С тех пор история изменилась абсолютно. За моими плечами реальная сила и власть на части обширной территории России. Во мне нет и тени прежнего Пугачева. Растворился. В мое сердце исподволь вернулся тот самый человек, что прожил долгую жизнь в Советском Союзе и воспитан на других ценностях.
Я понимаю, что нравы сейчас очень суровые и сантиментам нет места. Что война ещё не выиграна и время для милосердия не наступило. Тем не менее было противно.
Чтобы развеяться, кликнул Никитина и отправился на прогулку по Москве. Ведь я ее толком-то ещё и не видел.
Выехал переодетый простым казаком в отряде, где явным командиром как раз выглядел Никитин. Народ на улицах не обращал особого внимания на нас. Москвичи уже привыкли к казачьим разъездам.
Я уже говорил, что Москву не узнавал совершенно. Даже в самом Кремле меня подстерегали удивительные открытия. Например, из внутреннего двора комплекса царских теремов мы выезжали через Гербовую башню.

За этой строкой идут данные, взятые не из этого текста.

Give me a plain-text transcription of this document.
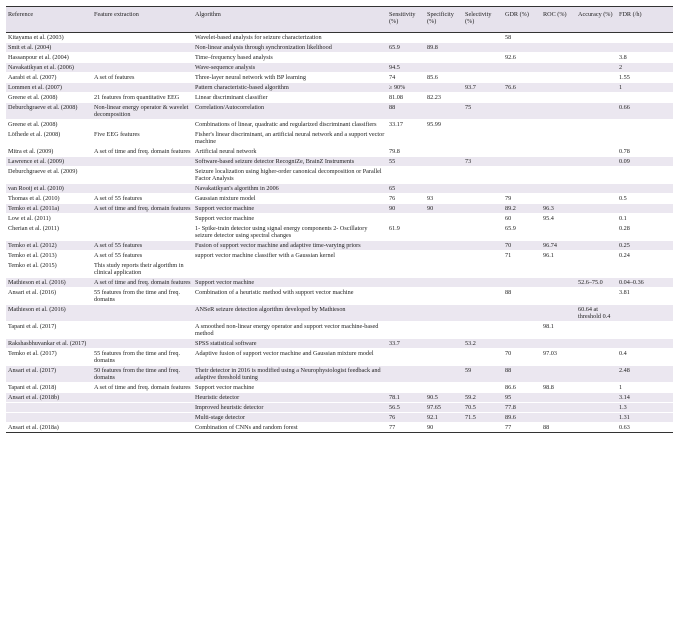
Reference	Feature extraction	Algorithm	Sensitivity (%)	Specificity (%)	Selectivity (%)	GDR (%)	ROC (%)	Accuracy (%)	FDR (/h)
Kitayama et al. (2003)		Wavelet-based analysis for seizure characterization				58			
Smit et al. (2004)		Non-linear analysis through synchronization likelihood	65.9	89.8					
Hassanpour et al. (2004)		Time–frequency based analysis				92.6			3.8
Navakatikyan et al. (2006)		Wave-sequence analysis	94.5						2
Aarabi et al. (2007)	A set of features	Three-layer neural network with BP learning	74	85.6					1.55
Lommen et al. (2007)		Pattern characteristic-based algorithm	≥ 90%		93.7	76.6			1
Greene et al. (2008)	21 features from quantitative EEG	Linear discriminant classifier	81.08	82.23					
Deburchgraeve et al. (2008)	Non-linear energy operator & wavelet decomposition	Correlation/Autocorrelation	88		75				0.66
Greene et al. (2008)		Combinations of linear, quadratic and regularized discriminant classifiers	33.17	95.99					
Löfhede et al. (2008)	Five EEG features	Fisher's linear discriminant, an artificial neural network and a support vector machine							
Mitra et al. (2009)	A set of time and freq. domain features	Artificial neural network	79.8						0.78
Lawrence et al. (2009)		Software-based seizure detector RecogniZe, BrainZ Instruments	55		73				0.09
Deburchgraeve et al. (2009)		Seizure localization using higher-order canonical decomposition or Parallel Factor Analysis							
van Rooij et al. (2010)		Navakatikyan's algorithm in 2006	65						
Thomas et al. (2010)	A set of 55 features	Gaussian mixture model	76	93		79			0.5
Temko et al. (2011a)	A set of time and freq. domain features	Support vector machine	90	90		89.2	96.3		
Low et al. (2011)		Support vector machine				60	95.4		0.1
Cherian et al. (2011)		1- Spike-train detector using signal energy components 2- Oscillatory seizure detector using spectral changes	61.9			65.9			0.28
Temko et al. (2012)	A set of 55 features	Fusion of support vector machine and adaptive time-varying priors				70	96.74		0.25
Temko et al. (2013)	A set of 55 features	support vector machine classifier with a Gaussian kernel				71	96.1		0.24
Temko et al. (2015)	This study reports their algorithm in clinical application								
Mathieson et al. (2016)	A set of time and freq. domain features	Support vector machine						52.6–75.0	0.04–0.36
Ansari et al. (2016)	55 features from the time and freq. domains	Combination of a heuristic method with support vector machine				88			3.81
Mathieson et al. (2016)		ANSeR seizure detection algorithm developed by Mathieson						60.64 at threshold 0.4	
Tapani et al. (2017)		A smoothed non-linear energy operator and support vector machine-based method					98.1		
Rakshasbhuvankar et al. (2017)		SPSS statistical software	33.7		53.2				
Temko et al. (2017)	55 features from the time and freq. domains	Adaptive fusion of support vector machine and Gaussian mixture model				70	97.03		0.4
Ansari et al. (2017)	50 features from the time and freq. domains	Their detector in 2016 is modified using a Neurophysiologist feedback and adaptive threshold tuning			59	88			2.48
Tapani et al. (2018)	A set of time and freq. domain features	Support vector machine				86.6	98.8		1
Ansari et al. (2018b)		Heuristic detector	78.1	90.5	59.2	95			3.14
		Improved heuristic detector	56.5	97.65	70.5	77.8			1.3
		Multi-stage detector	76	92.1	71.5	89.6			1.31
Ansari et al. (2018a)		Combination of CNNs and random forest	77	90		77	88		0.63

Несмотря на ветхость и плохое состояние, она была очень красива и напоминала Дмитриевскую башню современного мне Нижегородского кремля.
Через Боровицкие ворота мы выехали за стены цитадели на деревянный мост. Разумеется, никакого Александровского сада не было. Вместо него воды запруженной Неглинки омывали земляные бастионы, насыпанные по приказу Петра Первого. Из-за их возведения был нарушен дренаж с территории Кремля, и кирпичная кладка начала стремительно разрушаться.

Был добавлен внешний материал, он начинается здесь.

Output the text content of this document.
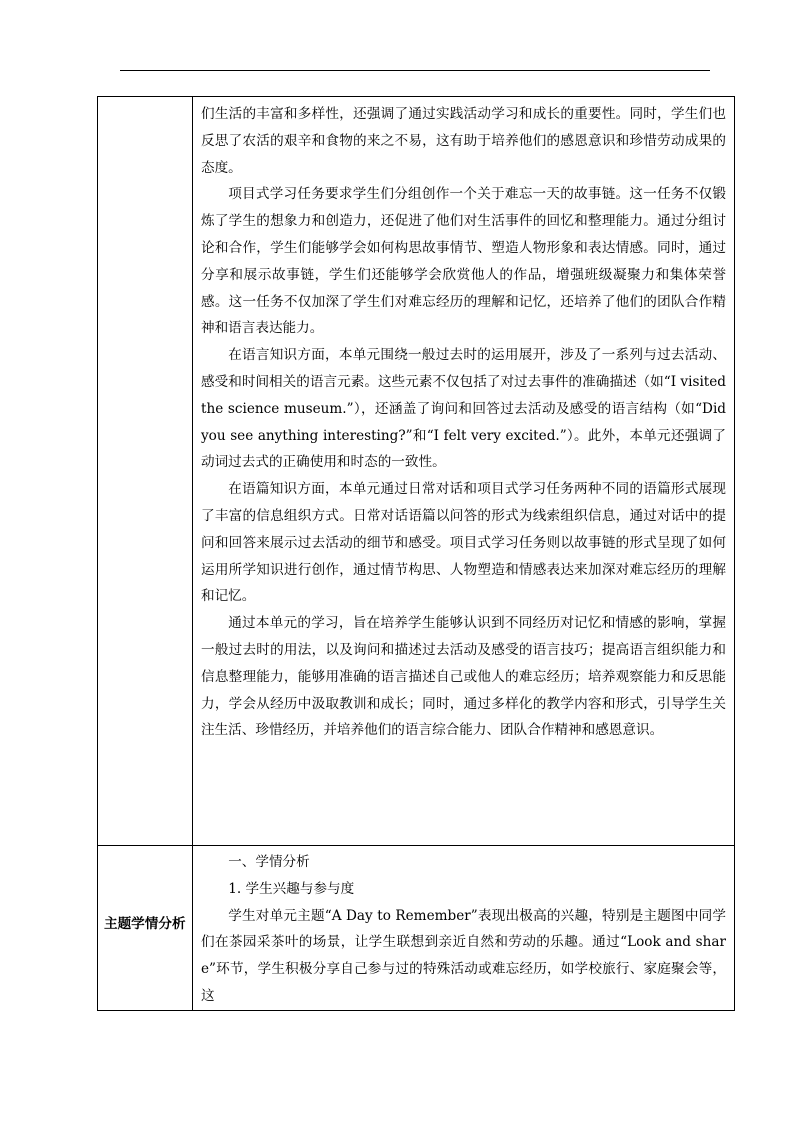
	们生活的丰富和多样性，还强调了通过实践活动学习和成长的重要性。同时，学生们也反思了农活的艰辛和食物的来之不易，这有助于培养他们的感恩意识和珍惜劳动成果的态度。

项目式学习任务要求学生们分组创作一个关于难忘一天的故事链。这一任务不仅锻炼了学生的想象力和创造力，还促进了他们对生活事件的回忆和整理能力。通过分组讨论和合作，学生们能够学会如何构思故事情节、塑造人物形象和表达情感。同时，通过分享和展示故事链，学生们还能够学会欣赏他人的作品，增强班级凝聚力和集体荣誉感。这一任务不仅加深了学生们对难忘经历的理解和记忆，还培养了他们的团队合作精神和语言表达能力。

在语言知识方面，本单元围绕一般过去时的运用展开，涉及了一系列与过去活动、感受和时间相关的语言元素。这些元素不仅包括了对过去事件的准确描述（如“I visited the science museum.”），还涵盖了询问和回答过去活动及感受的语言结构（如“Did you see anything interesting?”和“I felt very excited.”）。此外，本单元还强调了动词过去式的正确使用和时态的一致性。

在语篇知识方面，本单元通过日常对话和项目式学习任务两种不同的语篇形式展现了丰富的信息组织方式。日常对话语篇以问答的形式为线索组织信息，通过对话中的提问和回答来展示过去活动的细节和感受。项目式学习任务则以故事链的形式呈现了如何运用所学知识进行创作，通过情节构思、人物塑造和情感表达来加深对难忘经历的理解和记忆。

通过本单元的学习，旨在培养学生能够认识到不同经历对记忆和情感的影响，掌握一般过去时的用法，以及询问和描述过去活动及感受的语言技巧；提高语言组织能力和信息整理能力，能够用准确的语言描述自己或他人的难忘经历；培养观察能力和反思能力，学会从经历中汲取教训和成长；同时，通过多样化的教学内容和形式，引导学生关注生活、珍惜经历，并培养他们的语言综合能力、团队合作精神和感恩意识。

主题学情分析	一、学情分析

1. 学生兴趣与参与度

学生对单元主题“A Day to Remember”表现出极高的兴趣，特别是主题图中同学们在茶园采茶叶的场景，让学生联想到亲近自然和劳动的乐趣。通过“Look and share”环节，学生积极分享自己参与过的特殊活动或难忘经历，如学校旅行、家庭聚会等，这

«Надо будет срыть их нафиг».
Слева виднелся старинный каменный мост через Москву-реку. Его горбатый силуэт на шести быках смотрелся очень средневеково. Его в моей истории снесли в середине девятнадцатого века и заменили металлическим. Но сдается мне, что имеет смысл сохранить его для потомков. До того атмосферный!
Мы поехали по Знаменке. Улица была добротно замощена булыжником. Справа и слева стояли каменные дома и тянулись непременные заборы. Коробицын по-прежнему работал моим гидом и называл владельцев. Два самых больших дома на улице принадлежали графу Апраксину и вдове генерала Толстого и были не чем иным, как имениями посреди Москвы со всеми атрибутами дворянской усадьбы.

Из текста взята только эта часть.